Marché
Le stand de Driss est bien trop parfait pour que Louise se hasarde à l'approcher de près et encore moins pour qu'elle ose y chaparder quelques cerises ou quelques gousses tendres de petits-pois. Driss, en metteur en scène génial et inquiet, orchestre l'agencement de son étalage sans un mot. De petites mains fébriles et obéissantes, abîmées par le gel et le soleil, suivent ses gestes pour monter les fruits en pyramides impeccables et donner, un piment par-ci, une tomate par-là, de la couleur aux épinards luisants de rosée et aux cageots débordants de haricots extra fins.
Aucun étalage n'égale, en qualité et en beauté, celui de Driss, dont le linéaire s'allonge au fil des mois proportionnellement à son succès, et aucun autre que lui n'a son pareil pour dénicher aux halles de Rungis, la perle rare, la nouvelle clémenvillas, la petite ratte de Bretagne ou l'étonnante patate violette.
Driss le cancre de l'école, le petit brunet binoclard du collège, bon à rien, mauvais en tout que les filles ignoraient, prend sa revanche dans les fruits et légumes dont il est le roi sur le marché. Trois files d'attente qui ne désempliront pas de la matinée devant son stand dont il connait les goûts et les exigences de chaque client. Il envoie un employé porter les paquets de madame jusqu'à sa voiture, n'oublie jamais les commandes spéciales et parfois réserve un petit cadeau de girolles ou de fraises à l'amateur quand ce n'est pas la saison. Bûcheur hyperactif et l'oeil vif, il veille au bon déroulement du scénario qu'il s'est fixé, et, malin, se réserve la clientèle "du patron" qu'il faut particulièrement soigner. Ses anciens compagnons si brillants à l'école se servent maintenant chez lui, mais Driss, lui, roule en BM, ce dont peu d'entre eux peuvent se vanter.
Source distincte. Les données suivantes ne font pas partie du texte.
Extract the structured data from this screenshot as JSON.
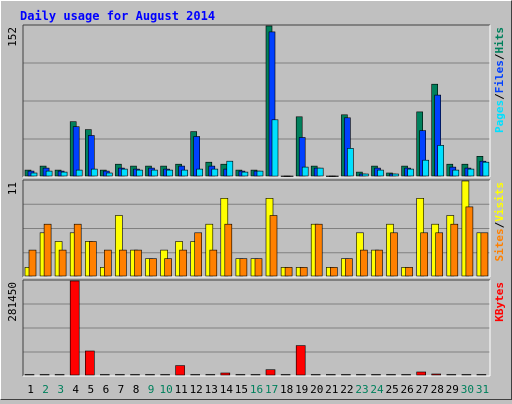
{
  "chart_data": {
    "type": "bar",
    "title": "Daily usage for August 2014",
    "categories": [
      "1",
      "2",
      "3",
      "4",
      "5",
      "6",
      "7",
      "8",
      "9",
      "10",
      "11",
      "12",
      "13",
      "14",
      "15",
      "16",
      "17",
      "18",
      "19",
      "20",
      "21",
      "22",
      "23",
      "24",
      "25",
      "26",
      "27",
      "28",
      "29",
      "30",
      "31"
    ],
    "weekend_days": [
      2,
      3,
      9,
      10,
      16,
      17,
      23,
      24,
      30,
      31
    ],
    "panels": [
      {
        "id": "hits",
        "max_label": "152",
        "ylim": [
          0,
          152
        ],
        "legend": [
          "Pages",
          "Files",
          "Hits"
        ],
        "series": [
          {
            "name": "Hits",
            "color": "#00805c",
            "values": [
              6,
              10,
              6,
              55,
              47,
              6,
              12,
              10,
              10,
              10,
              12,
              45,
              14,
              12,
              6,
              6,
              152,
              0,
              60,
              10,
              0,
              62,
              4,
              10,
              3,
              10,
              65,
              93,
              12,
              12,
              20
            ]
          },
          {
            "name": "Files",
            "color": "#0040ff",
            "values": [
              5,
              8,
              5,
              50,
              41,
              5,
              8,
              7,
              8,
              7,
              10,
              40,
              10,
              7,
              5,
              5,
              146,
              0,
              39,
              8,
              0,
              59,
              2,
              8,
              2,
              8,
              46,
              82,
              9,
              8,
              15
            ]
          },
          {
            "name": "Pages",
            "color": "#00e0ff",
            "values": [
              3,
              5,
              4,
              6,
              7,
              3,
              7,
              6,
              6,
              6,
              6,
              7,
              7,
              15,
              4,
              5,
              57,
              0,
              9,
              8,
              0,
              28,
              2,
              6,
              2,
              7,
              16,
              31,
              6,
              7,
              14
            ]
          }
        ]
      },
      {
        "id": "visits",
        "max_label": "11",
        "ylim": [
          0,
          11
        ],
        "legend": [
          "Sites",
          "Visits"
        ],
        "series": [
          {
            "name": "Visits",
            "color": "#ffff00",
            "values": [
              1,
              5,
              4,
              5,
              4,
              1,
              7,
              3,
              2,
              3,
              4,
              4,
              6,
              9,
              2,
              2,
              9,
              1,
              1,
              6,
              1,
              2,
              5,
              3,
              6,
              1,
              9,
              6,
              7,
              11,
              5
            ]
          },
          {
            "name": "Sites",
            "color": "#ff8000",
            "values": [
              3,
              6,
              3,
              6,
              4,
              3,
              3,
              3,
              2,
              2,
              3,
              5,
              3,
              6,
              2,
              2,
              7,
              1,
              1,
              6,
              1,
              2,
              3,
              3,
              5,
              1,
              5,
              5,
              6,
              8,
              5
            ]
          }
        ]
      },
      {
        "id": "kbytes",
        "max_label": "281450",
        "ylim": [
          0,
          281450
        ],
        "legend": [
          "KBytes"
        ],
        "series": [
          {
            "name": "KBytes",
            "color": "#ff0000",
            "values": [
              1500,
              1500,
              1500,
              281450,
              72000,
              1500,
              1500,
              1500,
              1500,
              1500,
              28000,
              1500,
              1500,
              6000,
              1500,
              1500,
              16000,
              1500,
              88000,
              1500,
              1500,
              1500,
              1500,
              1500,
              1500,
              1500,
              9000,
              3000,
              1500,
              1500,
              1500
            ]
          }
        ]
      }
    ]
  }
}
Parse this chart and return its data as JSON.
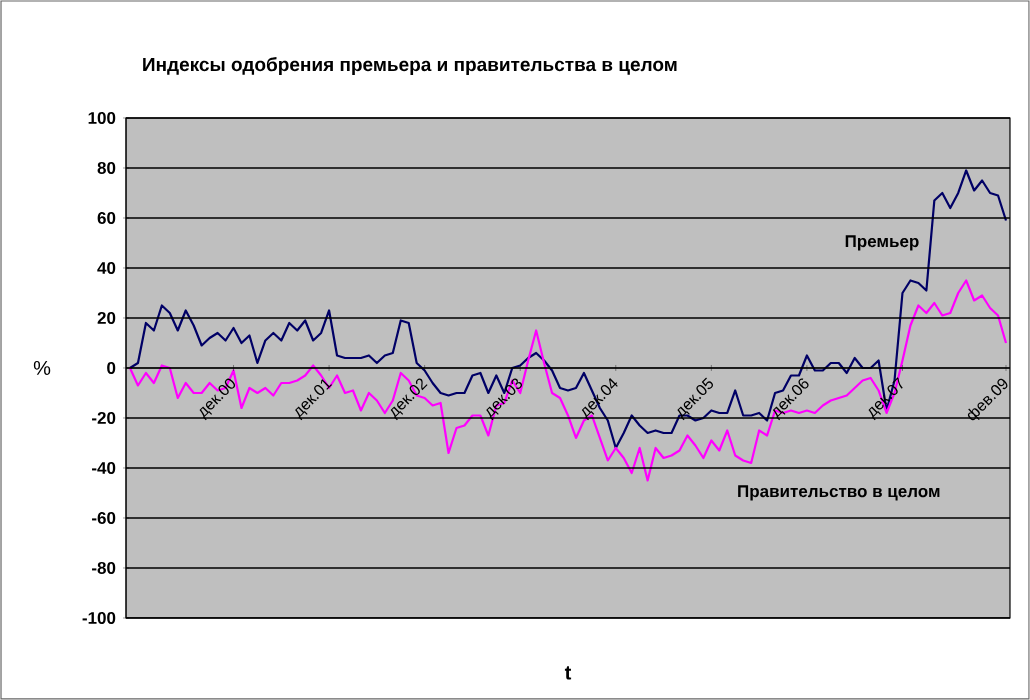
{
  "chart_data": {
    "type": "line",
    "title": "Индексы одобрения премьера и правительства в целом",
    "xlabel": "t",
    "ylabel": "%",
    "categories": [
      null,
      null,
      null,
      null,
      null,
      null,
      null,
      null,
      null,
      null,
      null,
      null,
      null,
      "дек.00",
      null,
      null,
      null,
      null,
      null,
      null,
      null,
      null,
      null,
      null,
      null,
      "дек.01",
      null,
      null,
      null,
      null,
      null,
      null,
      null,
      null,
      null,
      null,
      null,
      "дек.02",
      null,
      null,
      null,
      null,
      null,
      null,
      null,
      null,
      null,
      null,
      null,
      "дек.03",
      null,
      null,
      null,
      null,
      null,
      null,
      null,
      null,
      null,
      null,
      null,
      "дек.04",
      null,
      null,
      null,
      null,
      null,
      null,
      null,
      null,
      null,
      null,
      null,
      "дек.05",
      null,
      null,
      null,
      null,
      null,
      null,
      null,
      null,
      null,
      null,
      null,
      "дек.06",
      null,
      null,
      null,
      null,
      null,
      null,
      null,
      null,
      null,
      null,
      null,
      "дек.07",
      null,
      null,
      null,
      null,
      null,
      null,
      null,
      null,
      null,
      null,
      null,
      null,
      "фев.09"
    ],
    "series": [
      {
        "name": "Премьер",
        "color": "#000066",
        "values": [
          0,
          2,
          18,
          15,
          25,
          22,
          15,
          23,
          17,
          9,
          12,
          14,
          11,
          16,
          10,
          13,
          2,
          11,
          14,
          11,
          18,
          15,
          19,
          11,
          14,
          23,
          5,
          4,
          4,
          4,
          5,
          2,
          5,
          6,
          19,
          18,
          2,
          -1,
          -6,
          -10,
          -11,
          -10,
          -10,
          -3,
          -2,
          -10,
          -3,
          -10,
          0,
          1,
          4,
          6,
          3,
          -1,
          -8,
          -9,
          -8,
          -2,
          -9,
          -16,
          -21,
          -32,
          -26,
          -19,
          -23,
          -26,
          -25,
          -26,
          -26,
          -19,
          -19,
          -21,
          -20,
          -17,
          -18,
          -18,
          -9,
          -19,
          -19,
          -18,
          -21,
          -10,
          -9,
          -3,
          -3,
          5,
          -1,
          -1,
          2,
          2,
          -2,
          4,
          0,
          0,
          3,
          -17,
          -5,
          30,
          35,
          34,
          31,
          67,
          70,
          64,
          70,
          79,
          71,
          75,
          70,
          69,
          59
        ]
      },
      {
        "name": "Правительство в целом",
        "color": "#ff00ff",
        "values": [
          0,
          -7,
          -2,
          -6,
          1,
          0,
          -12,
          -6,
          -10,
          -10,
          -6,
          -9,
          -8,
          -1,
          -16,
          -8,
          -10,
          -8,
          -11,
          -6,
          -6,
          -5,
          -3,
          1,
          -3,
          -8,
          -3,
          -10,
          -9,
          -17,
          -10,
          -13,
          -18,
          -13,
          -2,
          -5,
          -11,
          -12,
          -15,
          -14,
          -34,
          -24,
          -23,
          -19,
          -19,
          -27,
          -15,
          -14,
          -5,
          -10,
          3,
          15,
          2,
          -10,
          -12,
          -19,
          -28,
          -21,
          -19,
          -28,
          -37,
          -32,
          -36,
          -42,
          -32,
          -45,
          -32,
          -36,
          -35,
          -33,
          -27,
          -31,
          -36,
          -29,
          -33,
          -25,
          -35,
          -37,
          -38,
          -25,
          -27,
          -17,
          -18,
          -17,
          -18,
          -17,
          -18,
          -15,
          -13,
          -12,
          -11,
          -8,
          -5,
          -4,
          -9,
          -18,
          -10,
          3,
          17,
          25,
          22,
          26,
          21,
          22,
          30,
          35,
          27,
          29,
          24,
          21,
          10
        ]
      }
    ],
    "ylim": [
      -100,
      100
    ],
    "yticks": [
      -100,
      -80,
      -60,
      -40,
      -20,
      0,
      20,
      40,
      60,
      80,
      100
    ],
    "grid": "y",
    "legend": false,
    "marker": "none",
    "line_style": "solid"
  }
}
Louise se détourne à regret des paniers de fraises et se dirige en sautillant vers le stand de Michel le poissonnier. Un gentil blond tout frisotté avec une fine moustache rigolote qui rebique et qui bouge quand il parle. Pas plus épais que les petites crevettes grises qu'il offre à la fillette dans un cornet de papier et qu'elle croque têtes et queues sans le moindre décorticage en repartant en direction des fleurs.
Louise passe délicatement sa main sous les lourdes têtes joufflues des pivoines et fourre son nez dans les freesias en fermant les yeux. A voir ce que Marie-Antoinette lui a réservé, qui met de côté pour elle toutes les fleurs aux tiges cassées ou un peu abimées...
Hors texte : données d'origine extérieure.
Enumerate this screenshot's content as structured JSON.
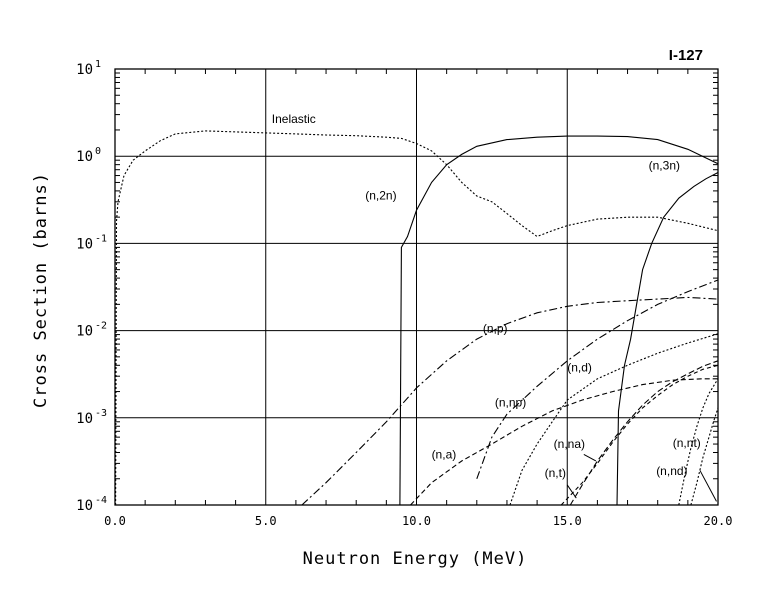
{
  "chart_data": {
    "type": "line",
    "title": "I-127",
    "xlabel": "Neutron Energy (MeV)",
    "ylabel": "Cross Section (barns)",
    "xlim": [
      0,
      20
    ],
    "ylim": [
      0.0001,
      10
    ],
    "yscale": "log",
    "grid": true,
    "x_ticks": [
      {
        "value": 0,
        "label": "0.0"
      },
      {
        "value": 5,
        "label": "5.0"
      },
      {
        "value": 10,
        "label": "10.0"
      },
      {
        "value": 15,
        "label": "15.0"
      },
      {
        "value": 20,
        "label": "20.0"
      }
    ],
    "y_ticks": [
      {
        "value": 10,
        "base": "10",
        "exp": "1"
      },
      {
        "value": 1,
        "base": "10",
        "exp": "0"
      },
      {
        "value": 0.1,
        "base": "10",
        "exp": "-1"
      },
      {
        "value": 0.01,
        "base": "10",
        "exp": "-2"
      },
      {
        "value": 0.001,
        "base": "10",
        "exp": "-3"
      },
      {
        "value": 0.0001,
        "base": "10",
        "exp": "-4"
      }
    ],
    "series": [
      {
        "name": "Inelastic",
        "dash": "2,2",
        "label_at": [
          5.2,
          2.4
        ],
        "points": [
          [
            0.02,
            0.0001
          ],
          [
            0.05,
            0.18
          ],
          [
            0.1,
            0.3
          ],
          [
            0.3,
            0.6
          ],
          [
            0.6,
            0.9
          ],
          [
            1,
            1.15
          ],
          [
            1.5,
            1.5
          ],
          [
            2,
            1.8
          ],
          [
            3,
            1.95
          ],
          [
            4,
            1.9
          ],
          [
            5,
            1.85
          ],
          [
            6,
            1.8
          ],
          [
            7,
            1.75
          ],
          [
            8,
            1.72
          ],
          [
            9,
            1.65
          ],
          [
            9.5,
            1.6
          ],
          [
            10,
            1.4
          ],
          [
            10.5,
            1.15
          ],
          [
            11,
            0.8
          ],
          [
            11.5,
            0.5
          ],
          [
            12,
            0.35
          ],
          [
            12.5,
            0.3
          ],
          [
            13,
            0.22
          ],
          [
            13.5,
            0.16
          ],
          [
            14,
            0.12
          ],
          [
            14.5,
            0.14
          ],
          [
            15,
            0.16
          ],
          [
            16,
            0.19
          ],
          [
            17,
            0.2
          ],
          [
            18,
            0.2
          ],
          [
            19,
            0.17
          ],
          [
            20,
            0.14
          ]
        ]
      },
      {
        "name": "(n,2n)",
        "dash": "",
        "label_at": [
          8.3,
          0.32
        ],
        "points": [
          [
            9.45,
            0.0001
          ],
          [
            9.5,
            0.09
          ],
          [
            9.7,
            0.12
          ],
          [
            10,
            0.24
          ],
          [
            10.5,
            0.5
          ],
          [
            11,
            0.8
          ],
          [
            11.5,
            1.05
          ],
          [
            12,
            1.3
          ],
          [
            13,
            1.55
          ],
          [
            14,
            1.65
          ],
          [
            15,
            1.7
          ],
          [
            16,
            1.7
          ],
          [
            17,
            1.68
          ],
          [
            18,
            1.55
          ],
          [
            19,
            1.2
          ],
          [
            20,
            0.82
          ]
        ]
      },
      {
        "name": "(n,3n)",
        "dash": "",
        "label_at": [
          17.7,
          0.7
        ],
        "points": [
          [
            16.65,
            0.0001
          ],
          [
            16.7,
            0.0012
          ],
          [
            16.9,
            0.004
          ],
          [
            17.1,
            0.008
          ],
          [
            17.3,
            0.02
          ],
          [
            17.5,
            0.05
          ],
          [
            17.8,
            0.1
          ],
          [
            18.2,
            0.2
          ],
          [
            18.7,
            0.33
          ],
          [
            19.2,
            0.45
          ],
          [
            19.6,
            0.55
          ],
          [
            20,
            0.65
          ]
        ]
      },
      {
        "name": "(n,p)",
        "dash": "8,3,2,3",
        "label_at": [
          12.2,
          0.0095
        ],
        "points": [
          [
            6.2,
            0.0001
          ],
          [
            7,
            0.00018
          ],
          [
            8,
            0.0004
          ],
          [
            9,
            0.0009
          ],
          [
            10,
            0.0022
          ],
          [
            11,
            0.0045
          ],
          [
            12,
            0.008
          ],
          [
            13,
            0.012
          ],
          [
            14,
            0.016
          ],
          [
            15,
            0.019
          ],
          [
            16,
            0.021
          ],
          [
            17,
            0.022
          ],
          [
            18,
            0.023
          ],
          [
            19,
            0.024
          ],
          [
            20,
            0.023
          ]
        ]
      },
      {
        "name": "(n,np)",
        "dash": "8,3,2,3",
        "label_at": [
          12.6,
          0.00135
        ],
        "points": [
          [
            12,
            0.0002
          ],
          [
            12.5,
            0.0006
          ],
          [
            13,
            0.0011
          ],
          [
            14,
            0.0023
          ],
          [
            15,
            0.0045
          ],
          [
            16,
            0.008
          ],
          [
            17,
            0.013
          ],
          [
            18,
            0.02
          ],
          [
            19,
            0.028
          ],
          [
            20,
            0.038
          ]
        ]
      },
      {
        "name": "(n,d)",
        "dash": "2,2",
        "label_at": [
          15.0,
          0.0034
        ],
        "points": [
          [
            13.1,
            0.0001
          ],
          [
            13.5,
            0.00025
          ],
          [
            14,
            0.0005
          ],
          [
            14.5,
            0.0009
          ],
          [
            15,
            0.0016
          ],
          [
            16,
            0.0028
          ],
          [
            17,
            0.004
          ],
          [
            18,
            0.0055
          ],
          [
            19,
            0.0072
          ],
          [
            20,
            0.0092
          ]
        ]
      },
      {
        "name": "(n,a)",
        "dash": "5,3",
        "label_at": [
          10.5,
          0.00034
        ],
        "points": [
          [
            9.8,
            0.0001
          ],
          [
            10.5,
            0.00018
          ],
          [
            11.5,
            0.00032
          ],
          [
            12.5,
            0.0005
          ],
          [
            13.5,
            0.0008
          ],
          [
            14.5,
            0.0012
          ],
          [
            15.5,
            0.0016
          ],
          [
            16.5,
            0.002
          ],
          [
            17.5,
            0.0024
          ],
          [
            18.5,
            0.0027
          ],
          [
            19.5,
            0.0028
          ],
          [
            20,
            0.0028
          ]
        ]
      },
      {
        "name": "(n,na)",
        "dash": "6,3",
        "label_at": [
          14.55,
          0.00045
        ],
        "points": [
          [
            15.1,
            0.0001
          ],
          [
            15.5,
            0.00017
          ],
          [
            16,
            0.00032
          ],
          [
            16.5,
            0.00055
          ],
          [
            17,
            0.0009
          ],
          [
            17.5,
            0.0014
          ],
          [
            18,
            0.002
          ],
          [
            18.5,
            0.0026
          ],
          [
            19,
            0.0032
          ],
          [
            19.5,
            0.0039
          ],
          [
            20,
            0.0045
          ]
        ]
      },
      {
        "name": "(n,t)",
        "dash": "4,3",
        "label_at": [
          14.25,
          0.00021
        ],
        "points": [
          [
            14.8,
            0.0001
          ],
          [
            15.5,
            0.00018
          ],
          [
            16,
            0.0003
          ],
          [
            16.5,
            0.00052
          ],
          [
            17,
            0.00085
          ],
          [
            17.5,
            0.0013
          ],
          [
            18,
            0.0018
          ],
          [
            18.5,
            0.0024
          ],
          [
            19,
            0.003
          ],
          [
            19.5,
            0.0036
          ],
          [
            20,
            0.004
          ]
        ]
      },
      {
        "name": "(n,nt)",
        "dash": "2,2",
        "label_at": [
          18.5,
          0.00046
        ],
        "points": [
          [
            19.1,
            0.0001
          ],
          [
            19.3,
            0.00018
          ],
          [
            19.5,
            0.00035
          ],
          [
            19.7,
            0.0006
          ],
          [
            19.85,
            0.0009
          ],
          [
            20,
            0.0013
          ]
        ]
      },
      {
        "name": "(n,nd)",
        "dash": "2,2",
        "label_at": [
          17.95,
          0.00022
        ],
        "points": [
          [
            18.7,
            0.0001
          ],
          [
            18.9,
            0.00022
          ],
          [
            19.1,
            0.00045
          ],
          [
            19.3,
            0.0008
          ],
          [
            19.5,
            0.0013
          ],
          [
            19.7,
            0.0019
          ],
          [
            20,
            0.0028
          ]
        ]
      }
    ]
  }
}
"Tiens te voilà, la miss! C'est encore toi qui sent la poiscaille si tôt le matin?"
Louise enfourne ses mains dans ses poches pour cacher l'odeur qu'elle trouve pourtant délicieuse. "Ah ben c't'encore mieux comme çâ" reprend Marie-Antoinette de sa voix traînante, "j'la plains ta pôv' mère avec une mioche pareille! Tiens fais-moi donc un bisou si tu veux un bouquet!" Louise sourit et incline la tête pour amadouer: " y aurait pas des pivoines cassées, des fois..." Non, il n'y a pas de pivoines cassées, mais Marie-Antoinette en rajoute quand même une au bouquet de petites éclopées multicolores pour lui faire plaisir.
Puis elle continue son chemin en se frayant un passage entre les caddies dans la foule, pressée de retrouver Jeanne pour se débarrasser des fleurs.
"T'as pas vu maman, Nando?" Nando, c'est le volailler. Un gros malin celui-là aussi, qui a su attirer la clientèle avec du premier choix et une variété de produits défiant toute concurrence. Près du stand, sa femme, une petite boulotte rigolarde fait rissoler des saucisses de canard et propose la dégustation aux chalands sur de grosses tartines de pain. Du coup, ça a donné l'idée à Nando d'installer trois petites tables rondes où l'on sert les ballons de blanc sec pour faire couler la dégustation et les gens se disputent les place. Un accordéoniste s'est greffé au tout pour mettre de l'ambiance. "Ta mère? Elle danse, ta mère, regarde" fait Nando en souriant.
Un couple danse en effet près des tables, ce que Louise n'a jamais vu au marché, Jeanne dans les bras de Lionel et Hugo son papa qui les regarde car Hugo, même avant son accident, n'a jamais aimé danser.